The veterinarians suspect that humid or wet weather caused water to accumulate under the neck collars, causing skin inflammation and drawing flies. When the flies laid eggs, the larvae, or maggots, fed on tissues, creating open wounds that were infected by bacteria, leading to septicaemia (blood poisoning).
“The initial step now is to evaluate as many of the cats as possible to try and understand the extent of the problem,” said Adrian Tordiffe, a cheetah specialist and associate professor at the University of Pretoria in South Africa who is guiding the project.
Mike Toft, a wildlife veterinarian who has extensive experience with cheetahs in South Africa, is expected to arrive at the Kuno National Park on Tuesday.
Toft’s visit was requested by the National Tiger Conservation Authority, the Union environment ministry agency implementing the project.
Veterinarians began discussing options on Saturday.
“We have an insecticidal drug that we can use and that will be very effective in inhibiting the maggot growth, but we also have long-acting antibiotics that we can use to prevent bacterial infections and septicaemia,” Tordiffe said.
“But those drugs will last for a maximum of two weeks each time they dart an animal. It would not be ideal to keep treating them that way,” he added.
“If any of the cheetahs have serious skin irritation, the collars would then have to be removed. In that case some of the cheetahs in the wild would need to be temporarily brought back into the fenced enclosures until the end of the monsoon, then re-collared.”
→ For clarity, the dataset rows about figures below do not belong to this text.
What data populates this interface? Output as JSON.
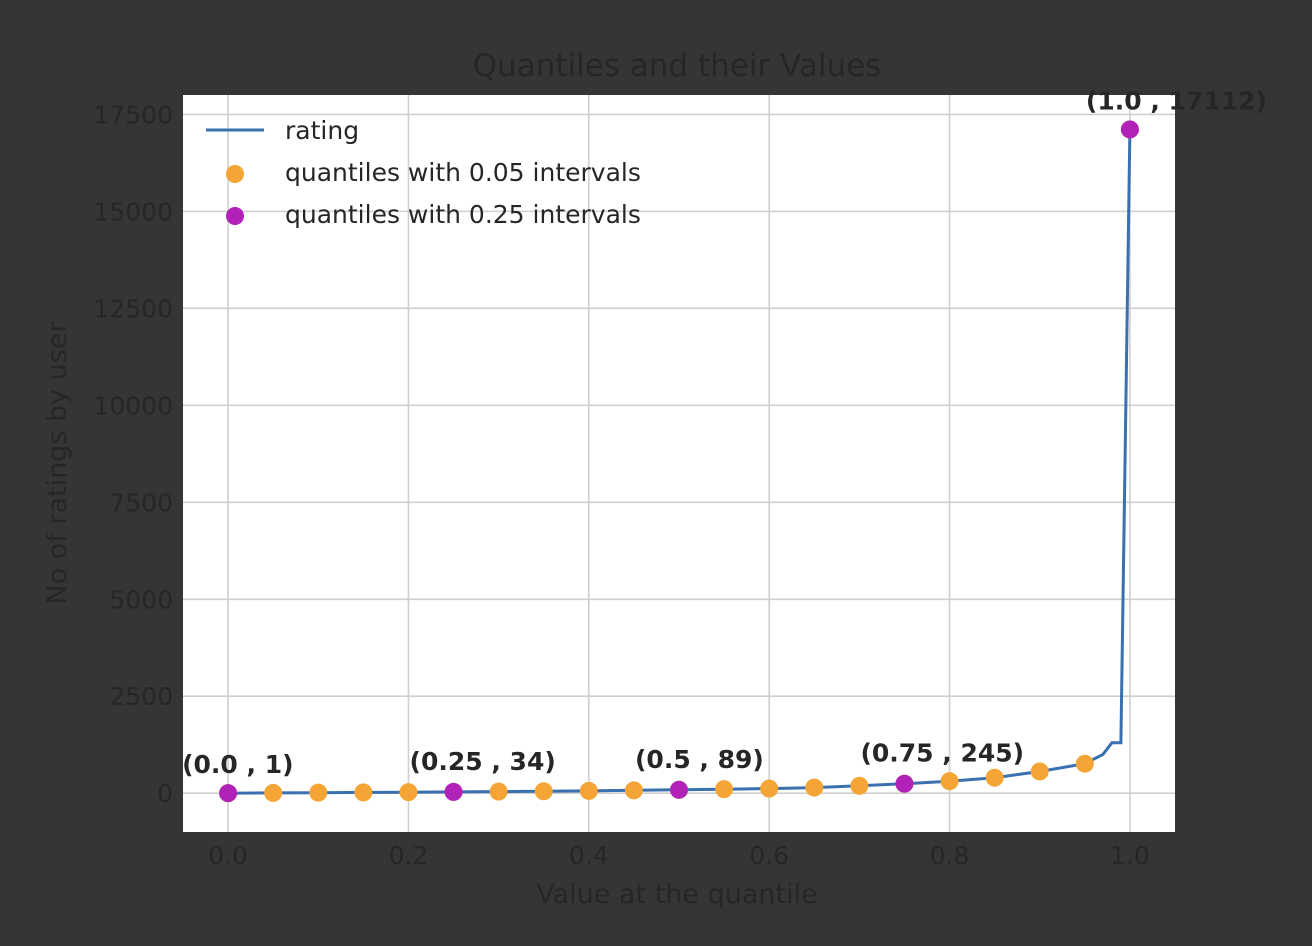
{
  "colors": {
    "background": "#353535",
    "plot_background": "#ffffff",
    "grid": "#cfcfcf",
    "line": "#3a6fb0",
    "q05": "#f5a535",
    "q25": "#b022b8",
    "text": "#262626"
  },
  "chart_data": {
    "type": "line",
    "title": "Quantiles and their Values",
    "xlabel": "Value at the quantile",
    "ylabel": "No of ratings by user",
    "xlim": [
      -0.05,
      1.05
    ],
    "ylim": [
      -1000,
      18000
    ],
    "x_ticks": [
      0.0,
      0.2,
      0.4,
      0.6,
      0.8,
      1.0
    ],
    "x_tick_labels": [
      "0.0",
      "0.2",
      "0.4",
      "0.6",
      "0.8",
      "1.0"
    ],
    "y_ticks": [
      0,
      2500,
      5000,
      7500,
      10000,
      12500,
      15000,
      17500
    ],
    "y_tick_labels": [
      "0",
      "2500",
      "5000",
      "7500",
      "10000",
      "12500",
      "15000",
      "17500"
    ],
    "grid": true,
    "legend_position": "top-left",
    "series": [
      {
        "name": "rating",
        "kind": "line",
        "x": [
          0.0,
          0.05,
          0.1,
          0.15,
          0.2,
          0.25,
          0.3,
          0.35,
          0.4,
          0.45,
          0.5,
          0.55,
          0.6,
          0.65,
          0.7,
          0.75,
          0.8,
          0.85,
          0.9,
          0.95,
          0.97,
          0.98,
          0.99,
          1.0
        ],
        "y": [
          1,
          8,
          14,
          20,
          27,
          34,
          42,
          50,
          60,
          74,
          89,
          104,
          120,
          145,
          190,
          245,
          310,
          400,
          560,
          760,
          1000,
          1300,
          1300,
          17112
        ]
      },
      {
        "name": "quantiles with 0.05 intervals",
        "kind": "scatter",
        "x": [
          0.0,
          0.05,
          0.1,
          0.15,
          0.2,
          0.25,
          0.3,
          0.35,
          0.4,
          0.45,
          0.5,
          0.55,
          0.6,
          0.65,
          0.7,
          0.75,
          0.8,
          0.85,
          0.9,
          0.95,
          1.0
        ],
        "y": [
          1,
          8,
          14,
          20,
          27,
          34,
          42,
          50,
          60,
          74,
          89,
          104,
          120,
          145,
          190,
          245,
          310,
          400,
          560,
          760,
          17112
        ]
      },
      {
        "name": "quantiles with 0.25 intervals",
        "kind": "scatter",
        "x": [
          0.0,
          0.25,
          0.5,
          0.75,
          1.0
        ],
        "y": [
          1,
          34,
          89,
          245,
          17112
        ]
      }
    ],
    "annotations": [
      "(0.0 , 1)",
      "(0.25 , 34)",
      "(0.5 , 89)",
      "(0.75 , 245)",
      "(1.0 , 17112)"
    ]
  }
}
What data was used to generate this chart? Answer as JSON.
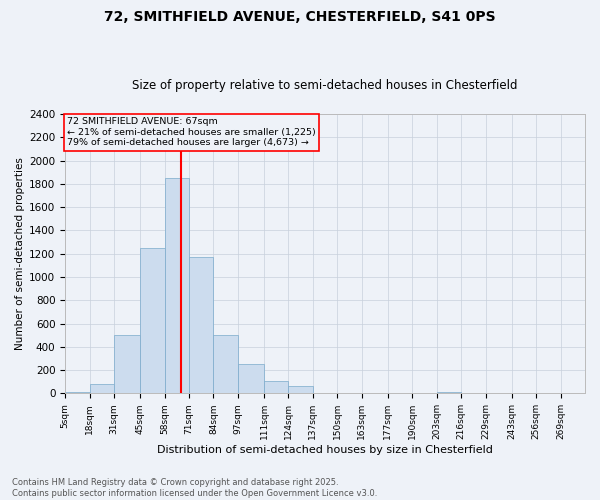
{
  "title1": "72, SMITHFIELD AVENUE, CHESTERFIELD, S41 0PS",
  "title2": "Size of property relative to semi-detached houses in Chesterfield",
  "xlabel": "Distribution of semi-detached houses by size in Chesterfield",
  "ylabel": "Number of semi-detached properties",
  "property_size": 67,
  "property_label": "72 SMITHFIELD AVENUE: 67sqm",
  "pct_smaller": 21,
  "pct_larger": 79,
  "n_smaller": 1225,
  "n_larger": 4673,
  "bin_edges": [
    5,
    18,
    31,
    45,
    58,
    71,
    84,
    97,
    111,
    124,
    137,
    150,
    163,
    177,
    190,
    203,
    216,
    229,
    243,
    256,
    269,
    282
  ],
  "bin_labels": [
    "5sqm",
    "18sqm",
    "31sqm",
    "45sqm",
    "58sqm",
    "71sqm",
    "84sqm",
    "97sqm",
    "111sqm",
    "124sqm",
    "137sqm",
    "150sqm",
    "163sqm",
    "177sqm",
    "190sqm",
    "203sqm",
    "216sqm",
    "229sqm",
    "243sqm",
    "256sqm",
    "269sqm"
  ],
  "bar_heights": [
    15,
    80,
    500,
    1250,
    1850,
    1175,
    500,
    250,
    110,
    60,
    5,
    5,
    5,
    0,
    0,
    15,
    0,
    0,
    0,
    0,
    0
  ],
  "bar_color": "#ccdcee",
  "bar_edge_color": "#7aaacb",
  "grid_color": "#c8d0dc",
  "vline_color": "red",
  "vline_x": 67,
  "box_color": "red",
  "ylim": [
    0,
    2400
  ],
  "yticks": [
    0,
    200,
    400,
    600,
    800,
    1000,
    1200,
    1400,
    1600,
    1800,
    2000,
    2200,
    2400
  ],
  "footer": "Contains HM Land Registry data © Crown copyright and database right 2025.\nContains public sector information licensed under the Open Government Licence v3.0.",
  "bg_color": "#eef2f8"
}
Weather data shows that both Sheopur and Morena — the two districts in Madhya Pradesh that Kuno straddles — have received excess rainfall since the monsoon began this year. Sheopur has received double its normal rainfall, while Morena has received 56 per cent excess rainfall.
A decision on what option to choose would be possible only after the evaluation reveals the extent of the problem. A quick examination of a single cheetah on Saturday indicated that it had signs of skin inflammation under the collar.
The project has lost five of the 20 cheetahs it had received from Africa and three of the four cubs born in Kuno. India had flown in eight cheetahs from Namibia last September and 12 more from South Africa in February this year to serve as founders of wild cheetah populations in India.
Many wildlife biologists have for months decried the efforts to introduce cheetahs into India as a “vanity project”, pursued without adequate preparation and without assessment of whether Kuno has sufficient space to accommodate the free-ranging animals.
Project scientists have asserted that the cheetah deaths, while unfortunate, should not be viewed as a setback to the project. The criterion for the project’s success in the short-term, they say, was only 50 per cent survival among the introduced cheetahs in the first year.